After winning the national title as a freshman, the younger King transitioned from the left wing to center midfield, an adjustment that left her a little overwhelmed as a sophomore.
“Nicky encouraged me to become a good student of the game and take ownership of the position,” King said.
Pearson called King her a coach’s dream.
“You name what you look for in a great player, whether it’s work ethic, mental toughness, leadership, and she has it all,” she said.
“Earlier in her career, after she played in the middle for the year, you just noticed how comfortable she became and her decision-making and reading of the game.

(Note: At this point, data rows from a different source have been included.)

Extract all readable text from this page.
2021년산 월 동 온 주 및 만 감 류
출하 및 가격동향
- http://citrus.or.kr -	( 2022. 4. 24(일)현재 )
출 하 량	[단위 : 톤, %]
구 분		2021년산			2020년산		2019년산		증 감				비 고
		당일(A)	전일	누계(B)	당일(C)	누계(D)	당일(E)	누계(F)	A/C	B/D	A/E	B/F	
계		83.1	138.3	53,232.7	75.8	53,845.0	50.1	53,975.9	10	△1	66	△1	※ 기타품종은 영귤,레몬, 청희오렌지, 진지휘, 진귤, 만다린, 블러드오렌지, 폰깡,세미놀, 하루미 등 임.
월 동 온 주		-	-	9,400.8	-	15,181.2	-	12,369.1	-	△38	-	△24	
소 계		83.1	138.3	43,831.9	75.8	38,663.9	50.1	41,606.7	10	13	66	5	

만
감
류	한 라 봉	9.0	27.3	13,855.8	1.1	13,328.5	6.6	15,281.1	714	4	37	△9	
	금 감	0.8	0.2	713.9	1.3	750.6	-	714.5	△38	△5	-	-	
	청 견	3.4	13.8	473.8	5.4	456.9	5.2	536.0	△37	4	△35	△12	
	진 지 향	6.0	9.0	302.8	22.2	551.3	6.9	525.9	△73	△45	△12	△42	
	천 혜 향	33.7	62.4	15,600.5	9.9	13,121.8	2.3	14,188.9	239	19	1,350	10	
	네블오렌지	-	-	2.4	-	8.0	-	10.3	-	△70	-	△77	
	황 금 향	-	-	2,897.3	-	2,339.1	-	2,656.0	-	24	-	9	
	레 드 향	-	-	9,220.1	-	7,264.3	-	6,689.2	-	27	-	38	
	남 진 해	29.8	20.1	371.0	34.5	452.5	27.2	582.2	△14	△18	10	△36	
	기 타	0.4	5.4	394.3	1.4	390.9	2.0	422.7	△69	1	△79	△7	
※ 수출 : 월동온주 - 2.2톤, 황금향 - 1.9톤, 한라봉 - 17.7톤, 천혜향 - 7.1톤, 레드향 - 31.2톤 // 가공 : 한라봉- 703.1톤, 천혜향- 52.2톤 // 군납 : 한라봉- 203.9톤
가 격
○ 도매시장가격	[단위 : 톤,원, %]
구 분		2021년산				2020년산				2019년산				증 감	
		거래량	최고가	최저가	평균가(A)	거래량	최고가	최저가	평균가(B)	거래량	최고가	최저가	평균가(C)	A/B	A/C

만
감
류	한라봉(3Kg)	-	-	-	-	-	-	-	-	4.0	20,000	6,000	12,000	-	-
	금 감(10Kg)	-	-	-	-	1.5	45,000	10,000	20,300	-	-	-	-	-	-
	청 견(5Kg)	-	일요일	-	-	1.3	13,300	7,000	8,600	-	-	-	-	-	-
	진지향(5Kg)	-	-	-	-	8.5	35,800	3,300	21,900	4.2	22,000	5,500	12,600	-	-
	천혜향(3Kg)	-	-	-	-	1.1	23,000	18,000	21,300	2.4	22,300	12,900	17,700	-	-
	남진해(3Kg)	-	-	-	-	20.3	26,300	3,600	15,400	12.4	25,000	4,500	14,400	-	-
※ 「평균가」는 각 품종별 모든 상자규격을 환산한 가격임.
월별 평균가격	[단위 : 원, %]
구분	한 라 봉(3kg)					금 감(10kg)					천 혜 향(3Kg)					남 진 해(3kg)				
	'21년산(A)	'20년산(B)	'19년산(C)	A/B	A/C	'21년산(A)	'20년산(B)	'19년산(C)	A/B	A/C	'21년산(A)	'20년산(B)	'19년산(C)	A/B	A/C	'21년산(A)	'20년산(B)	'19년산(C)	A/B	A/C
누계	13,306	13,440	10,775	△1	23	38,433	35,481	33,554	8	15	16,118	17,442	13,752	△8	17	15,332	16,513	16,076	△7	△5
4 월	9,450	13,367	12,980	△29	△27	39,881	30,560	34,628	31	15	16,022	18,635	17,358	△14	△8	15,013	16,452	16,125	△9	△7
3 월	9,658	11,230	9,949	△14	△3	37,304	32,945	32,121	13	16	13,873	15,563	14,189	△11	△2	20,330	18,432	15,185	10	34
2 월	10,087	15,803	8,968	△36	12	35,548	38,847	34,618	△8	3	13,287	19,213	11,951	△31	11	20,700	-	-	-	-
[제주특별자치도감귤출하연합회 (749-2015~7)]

Each year, one aspect of her game has grown dramatically.”
After Bowdoin lost in the third round of the NCAA tournament last season, King and Riley, along with fellow seniors Molly Paduda and Lauren Schroeder, took stock of the hard work facing them if they were to repeat the success of their freshman season.
“A lot of the reason behind why we had success and why we won the championship is that Nicky always impressed on us how each year it’s a new team. We’re not just given things’’ because the team has won in the past, King said.
“I was talking to the three other seniors and saying how it still felt surreal. We couldn’t believe we won freshman year and senior year.”
Buitkus wins honor for sportsmanship
When Steve Buitkus wasn’t terrorizing opponents on the base paths last spring at Salem State University, the Reading resident was treating them with the utmost respect and sportsmanship.
Buitkus, who finished his senior season in May with 17 stolen bases and a conference-leading 41 runs scored, received the McNally-Allard-McDonough Sportsmanship Award last weekend, presented annually by the Collegiate Baseball Umpires Association of New England.
The Reading resident was named the Player of the Year in the Massachusetts State Collegiate Athletic Conference after he helped the Vikings to the conference championship and a trip to the NCAA Division 3 tournament.
“Steve was a real leader and captain of our team, and he put forth maximum effort both in games and practices,” head coach Mike Ward said in an announcement on last weekend’s honor.
“I am glad that the umpires association recognized Steve for his attitude and efforts. I am also glad that Steve is now a member of our baseball coaching staff.”
Here and there
Former Malden Catholic standout Ryan Fitzgerald (North Reading) was named the Hockey East Rookie of the Month for November after putting together a seven-game point streak for Boston College. On Wednesday, he was also named to the preliminary roster for the US national junior team. . . Shawn Thornton , who has the same name as the rugged Boston Bruins right wing, was hired as the athletic director at Mystic Valley Regional Charter School in Malden. The Bridgewater State graduate has worked as the athletic director and girls’ basketball coach at Saint Clement High in Medford and Pope John XXIII High in Everett. Last season, he earned his 100th victory as a girls’ basketball coach.